NICOLAS TEINDAS. En Arabie saoudite, vous avez dit « Dieu est dans le coeur de chaque homme ». Est-ce votre opinion personnelle où vous exprimiez-vous en tant que chef d’Etat ?

Nicolas Sarkozy : En Arabie saoudite se joue une partie absolument essentielle. C’est le pays gardien des lieux saints, la Mecque, et l’Arabie saoudite doit tenir face aux extrémistes. Le roi Abdallah d’Arabie saoudite, quelques semaines avant mon voyage, est allé voir le pape, ce qui est un geste extraordinaire pour le gardien des lieux saints de l’Islam. Il lui a dit: « Ce que nous avons en commun, les religions, est beaucoup plus important que ce qui nous divise ». C’est un geste considérable ! J’ai donc fait un discours sur les religions en disant qu’il était scandaleux de tuer, d’exclure au nom des religions. J’ai dit qu’il n’y a pas un mot de la Torah, pas un mot de la Bible, pas un mot du Coran qui prône la violence, la haine et l’extrémisme.
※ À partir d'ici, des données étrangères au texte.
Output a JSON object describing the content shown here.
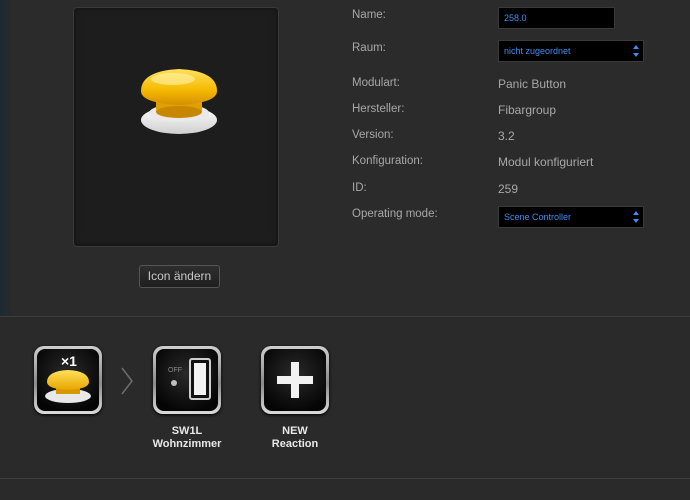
{
  "preview": {
    "icon": "panic-button-yellow",
    "change_icon_label": "Icon ändern"
  },
  "properties": {
    "name_label": "Name:",
    "name_value": "258.0",
    "room_label": "Raum:",
    "room_value": "nicht zugeordnet",
    "module_type_label": "Modulart:",
    "module_type_value": "Panic Button",
    "manufacturer_label": "Hersteller:",
    "manufacturer_value": "Fibargroup",
    "version_label": "Version:",
    "version_value": "3.2",
    "config_label": "Konfiguration:",
    "config_value": "Modul konfiguriert",
    "id_label": "ID:",
    "id_value": "259",
    "mode_label": "Operating mode:",
    "mode_value": "Scene Controller"
  },
  "scene": {
    "trigger": {
      "icon": "panic-button-yellow",
      "badge": "×1"
    },
    "actions": [
      {
        "icon": "wall-switch-icon",
        "switch_state": "OFF",
        "line1": "SW1L",
        "line2": "Wohnzimmer"
      },
      {
        "icon": "plus-icon",
        "line1": "NEW",
        "line2": "Reaction"
      }
    ]
  },
  "colors": {
    "background": "#2a2a2a",
    "field_text": "#3f8ef2",
    "button_yellow": "#f5b800"
  }
}
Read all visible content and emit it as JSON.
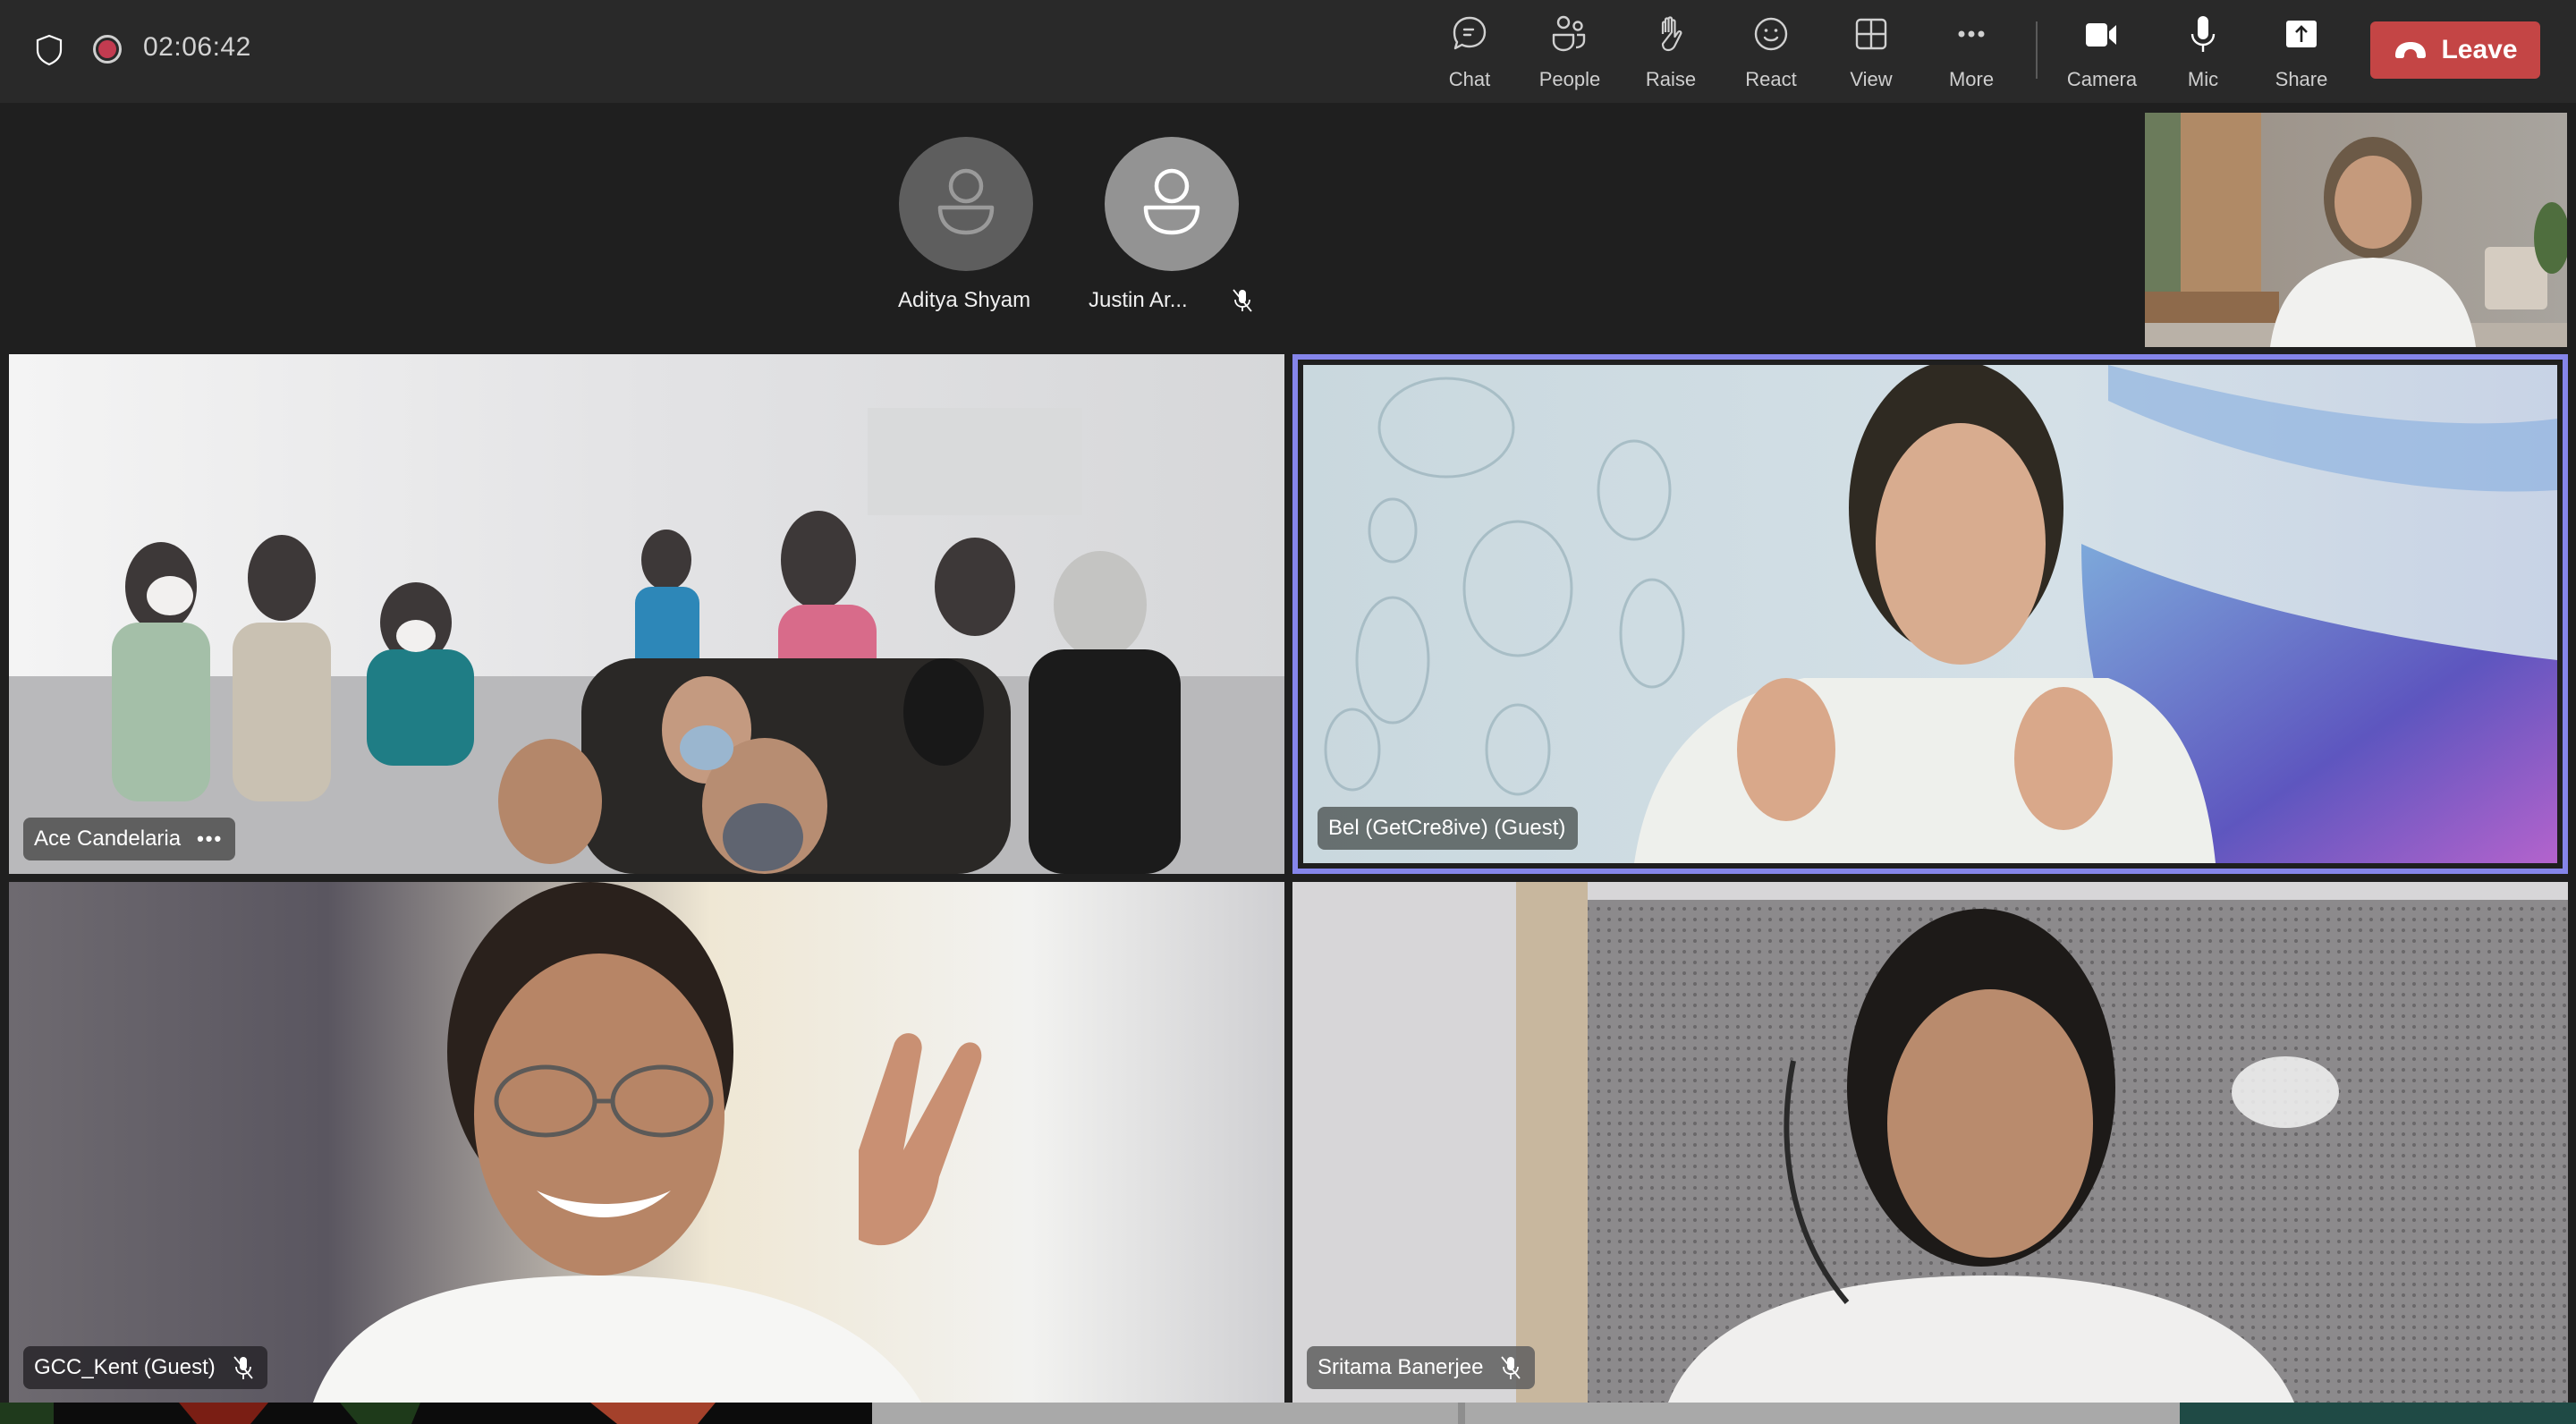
{
  "meeting": {
    "timer": "02:06:42",
    "recording": true,
    "accent_color": "#8585ea",
    "leave_color": "#c44545"
  },
  "toolbar": {
    "buttons": [
      {
        "id": "chat",
        "label": "Chat",
        "icon": "chat-icon"
      },
      {
        "id": "people",
        "label": "People",
        "icon": "people-icon"
      },
      {
        "id": "raise",
        "label": "Raise",
        "icon": "raise-hand-icon"
      },
      {
        "id": "react",
        "label": "React",
        "icon": "smiley-icon"
      },
      {
        "id": "view",
        "label": "View",
        "icon": "grid-view-icon"
      },
      {
        "id": "more",
        "label": "More",
        "icon": "more-dots-icon"
      },
      {
        "id": "camera",
        "label": "Camera",
        "icon": "camera-icon"
      },
      {
        "id": "mic",
        "label": "Mic",
        "icon": "mic-icon"
      },
      {
        "id": "share",
        "label": "Share",
        "icon": "share-icon"
      }
    ],
    "leave_label": "Leave"
  },
  "audio_only_participants": [
    {
      "name": "Aditya Shyam",
      "muted": false
    },
    {
      "name": "Justin Ar...",
      "muted": true
    }
  ],
  "video_tiles": [
    {
      "name": "Ace Candelaria",
      "has_more_menu": true,
      "muted": false,
      "active_speaker": false
    },
    {
      "name": "Bel (GetCre8ive) (Guest)",
      "has_more_menu": false,
      "muted": false,
      "active_speaker": true
    },
    {
      "name": "GCC_Kent (Guest)",
      "has_more_menu": false,
      "muted": true,
      "active_speaker": false
    },
    {
      "name": "Sritama Banerjee",
      "has_more_menu": false,
      "muted": true,
      "active_speaker": false
    }
  ],
  "more_menu_glyph": "•••"
}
Et que tout devait être fait pour éviter la guerre des religions entre l’Islam et l’Occident. Voilà pourquoi j’ai parlé des religions. Pour le croyant, Dieu est en chaque homme. C’est une phrase que j’ai reprise d’une homélie de Jean-Paul II quand il est venu parler aux JMJ à Longchamp. Je ne dis pas que la religion est la réponse à tous nos problèmes. Mais je constate que quand on a abandonné la morale religieuse, on a abandonné également la morale laïque, et on n’a plus du tout fait de morale. Je respecte ceux qui ne croient pas. Moi-même je ne suis pas pratiquant. Mais Malraux a dit « Le XXI e siècle sera religieux ou ne sera pas ». Le grand problème du monde, c’est d’éviter que les extrémistes fassent basculer le monde dans une guerre des religions. Je crois profondément à la laïcité, mais je ne pense pas que la laïcité doive être une laïcité de combat. La laïcité, c’est reconnaître un droit, le droit de croire ou de ne pas croire. La politique, ça sert à organiser la vie entre la naissance et la mort. Mais ce n’est pas la politique qui répond à la question « Pourquoi la naissance et quoi après la mort ? » C’est ce qu’on appelle la quête de sens. Je ne dis pas qu’il n’y a que le spirituel qui peut y répondre, mais pour beaucoup ça compte. Chaque fois qu’on va à l’enterrement d’un membre de sa famille ou d’un ami, on se dit : la seule chose dont on est sûr, c’est que ça nous arrivera. Je ne suis pas le seul à y réfléchir.

Source : Le Parisien

3 réflexions au sujet de « Nicolas Sarkozy est-il contre la laïcité ? »

  1. jerome

    Suis-je le seul à trouver qu’il oscille entre intuitions intéressantes, grosses imprécisions, et erreurs manifestes ?
    En particulier, dire qu’on abandonne la morale tout court quand on abandonne la morale religieuse, c’est dire qu’il n’existe de morale que religieuse. C’est donc nier qu’il y a une loi naturelle qui peut être reconnue par tous, par un travail de la raison. C’est renoncer en définitive à fonder une véritable morale commune à tous.
    Dire qu’il n’y a rien dans la Torah, la Bible et le Coran qui prône la violence ou la haine, c’est plein de bonnes intentions, mais cela résiste mal à l’épreuve des faits, c’est-à-dire à la lecture des textes (je ne parle pas de la lecture spirituelle qui en est proposée au sein de chaque tradition religieuse — celle-ci, au demeurant, semble demeurer minoritaire en ce qui concerne le Coran, où un certain nombre de pages, lues au sens littéral, ont de quoi faire peur).
    Se réjouir de voir le roi d’Arabie Saoudite aller voir le Pape, oui, très bien, mais en attendant, dans ce pays qu’il qualifie de rempart contre l’extrémisme, les chrétiens n’ont pas le moindre début de liberté de culte. Qu’est-ce que ça doit être dans un pays extrémiste, alors !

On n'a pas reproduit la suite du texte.